Enterprise platforms like Datadog and New Relic offer comprehensive observability beyond CloudWatch's capabilities. Specialized tools target specific needs - Prometheus for metrics, Grafana for visualization, Honeycomb for distributed tracing. Choose based on your team's expertise and actual requirements, not feature lists.
Multi-account monitoring requires centralized aggregation using AWS Organizations. Hybrid environments need tools that normalize data from various sources - consider OpenTelemetry to avoid vendor lock-in. Microservices demand distributed tracing with correlation IDs to understand request flows across services.

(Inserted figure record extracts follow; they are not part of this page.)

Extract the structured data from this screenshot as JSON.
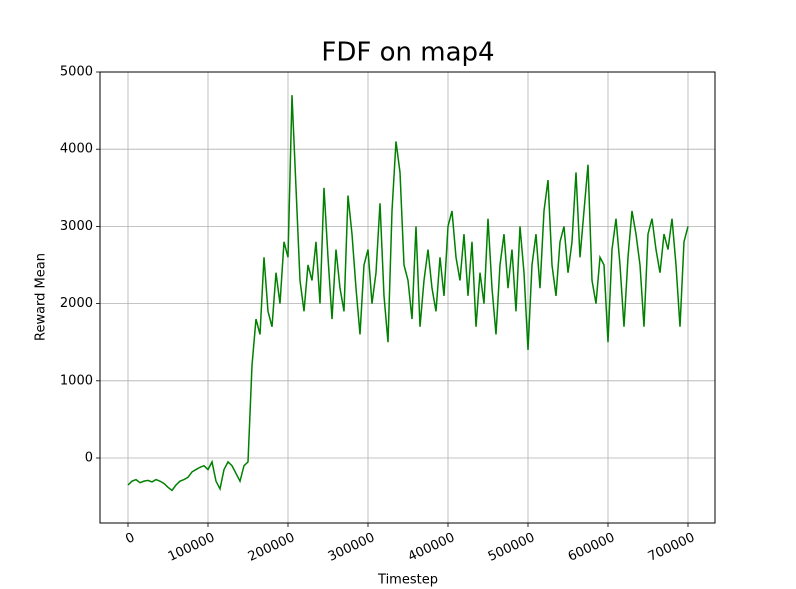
{
  "chart_data": {
    "type": "line",
    "title": "FDF on map4",
    "x_label": "Timestep",
    "y_label": "Reward Mean",
    "x": [
      0,
      5000,
      10000,
      15000,
      20000,
      25000,
      30000,
      35000,
      40000,
      45000,
      50000,
      55000,
      60000,
      65000,
      70000,
      75000,
      80000,
      85000,
      90000,
      95000,
      100000,
      105000,
      110000,
      115000,
      120000,
      125000,
      130000,
      135000,
      140000,
      145000,
      150000,
      155000,
      160000,
      165000,
      170000,
      175000,
      180000,
      185000,
      190000,
      195000,
      200000,
      205000,
      210000,
      215000,
      220000,
      225000,
      230000,
      235000,
      240000,
      245000,
      250000,
      255000,
      260000,
      265000,
      270000,
      275000,
      280000,
      285000,
      290000,
      295000,
      300000,
      305000,
      310000,
      315000,
      320000,
      325000,
      330000,
      335000,
      340000,
      345000,
      350000,
      355000,
      360000,
      365000,
      370000,
      375000,
      380000,
      385000,
      390000,
      395000,
      400000,
      405000,
      410000,
      415000,
      420000,
      425000,
      430000,
      435000,
      440000,
      445000,
      450000,
      455000,
      460000,
      465000,
      470000,
      475000,
      480000,
      485000,
      490000,
      495000,
      500000,
      505000,
      510000,
      515000,
      520000,
      525000,
      530000,
      535000,
      540000,
      545000,
      550000,
      555000,
      560000,
      565000,
      570000,
      575000,
      580000,
      585000,
      590000,
      595000,
      600000,
      605000,
      610000,
      615000,
      620000,
      625000,
      630000,
      635000,
      640000,
      645000,
      650000,
      655000,
      660000,
      665000,
      670000,
      675000,
      680000,
      685000,
      690000,
      695000,
      700000
    ],
    "series": [
      {
        "name": "Reward Mean",
        "color": "#008000",
        "values": [
          -350,
          -300,
          -280,
          -320,
          -300,
          -290,
          -310,
          -280,
          -300,
          -330,
          -380,
          -420,
          -350,
          -300,
          -280,
          -250,
          -180,
          -150,
          -120,
          -100,
          -150,
          -50,
          -300,
          -400,
          -150,
          -50,
          -100,
          -200,
          -300,
          -100,
          -50,
          1200,
          1800,
          1600,
          2600,
          1900,
          1700,
          2400,
          2000,
          2800,
          2600,
          4700,
          3500,
          2300,
          1900,
          2500,
          2300,
          2800,
          2000,
          3500,
          2600,
          1800,
          2700,
          2200,
          1900,
          3400,
          2900,
          2200,
          1600,
          2500,
          2700,
          2000,
          2400,
          3300,
          2100,
          1500,
          3200,
          4100,
          3700,
          2500,
          2300,
          1800,
          3000,
          1700,
          2300,
          2700,
          2200,
          1900,
          2600,
          2100,
          3000,
          3200,
          2600,
          2300,
          2900,
          2100,
          2800,
          1700,
          2400,
          2000,
          3100,
          2200,
          1600,
          2500,
          2900,
          2200,
          2700,
          1900,
          3000,
          2400,
          1400,
          2500,
          2900,
          2200,
          3200,
          3600,
          2500,
          2100,
          2800,
          3000,
          2400,
          2800,
          3700,
          2600,
          3200,
          3800,
          2300,
          2000,
          2600,
          2500,
          1500,
          2700,
          3100,
          2500,
          1700,
          2600,
          3200,
          2900,
          2500,
          1700,
          2900,
          3100,
          2700,
          2400,
          2900,
          2700,
          3100,
          2500,
          1700,
          2800,
          3000
        ]
      }
    ],
    "xlim": [
      -35000,
      733750
    ],
    "ylim": [
      -842,
      5000
    ],
    "xticks": [
      0,
      100000,
      200000,
      300000,
      400000,
      500000,
      600000,
      700000
    ],
    "yticks": [
      0,
      1000,
      2000,
      3000,
      4000,
      5000
    ],
    "grid": true
  }
}
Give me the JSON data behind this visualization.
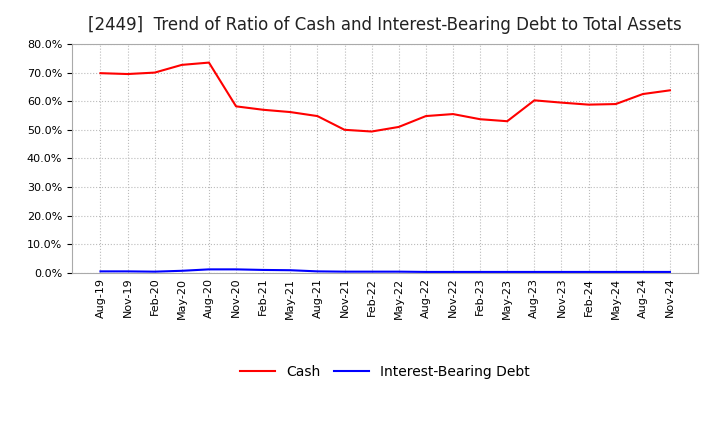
{
  "title": "[2449]  Trend of Ratio of Cash and Interest-Bearing Debt to Total Assets",
  "ylim": [
    0.0,
    0.8
  ],
  "yticks": [
    0.0,
    0.1,
    0.2,
    0.3,
    0.4,
    0.5,
    0.6,
    0.7,
    0.8
  ],
  "x_labels": [
    "Aug-19",
    "Nov-19",
    "Feb-20",
    "May-20",
    "Aug-20",
    "Nov-20",
    "Feb-21",
    "May-21",
    "Aug-21",
    "Nov-21",
    "Feb-22",
    "May-22",
    "Aug-22",
    "Nov-22",
    "Feb-23",
    "May-23",
    "Aug-23",
    "Nov-23",
    "Feb-24",
    "May-24",
    "Aug-24",
    "Nov-24"
  ],
  "cash": [
    0.698,
    0.695,
    0.7,
    0.727,
    0.735,
    0.582,
    0.57,
    0.562,
    0.548,
    0.5,
    0.494,
    0.51,
    0.548,
    0.555,
    0.537,
    0.53,
    0.603,
    0.595,
    0.588,
    0.59,
    0.625,
    0.638
  ],
  "ibd": [
    0.005,
    0.005,
    0.004,
    0.007,
    0.012,
    0.012,
    0.01,
    0.009,
    0.005,
    0.004,
    0.004,
    0.004,
    0.003,
    0.003,
    0.003,
    0.003,
    0.003,
    0.003,
    0.003,
    0.003,
    0.003,
    0.003
  ],
  "cash_color": "#ff0000",
  "ibd_color": "#0000ff",
  "grid_color": "#bbbbbb",
  "background_color": "#ffffff",
  "title_fontsize": 12,
  "tick_fontsize": 8,
  "legend_fontsize": 10
}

Focus on golden signals: latency, traffic, errors, and saturation. Design dashboards that tell stories at a glance using clear visual hierarchy. Every alert must be actionable and tied to remediation steps - avoid alert fatigue through careful threshold tuning and composite alarms.
Data volume drives costs - implement retention policies and use metric filters aggressively. Alert optimization requires continuous refinement based on actual incidents. Plan for API limits and authentication complexity when integrating multiple tools.
Define success criteria before selecting tools. Phase your rollout: infrastructure monitoring first, then application metrics, finally distributed tracing. Test regularly - simulate failures and practice incident response. Untested monitoring is expensive decoration.
CloudWatch charges add up through custom metrics, logs, and dashboards. Use Logs Insights sparingly, implement log sampling, and leverage metric math instead of creating new metrics. Consider open-source alternatives for non-critical workloads.
AI transforms monitoring from reactive to predictive through anomaly detection and automated root cause analysis. The shift to observability means understanding system behavior, not just collecting metrics. This requires new skills and data collection approaches.
Audit current coverage, identify gaps, and create a prioritized roadmap. Build monitoring into development - include it in design documents and create alerts alongside features. Remember that monitoring evolves with your architecture. Stay curious and ensure your monitoring serves business objectives.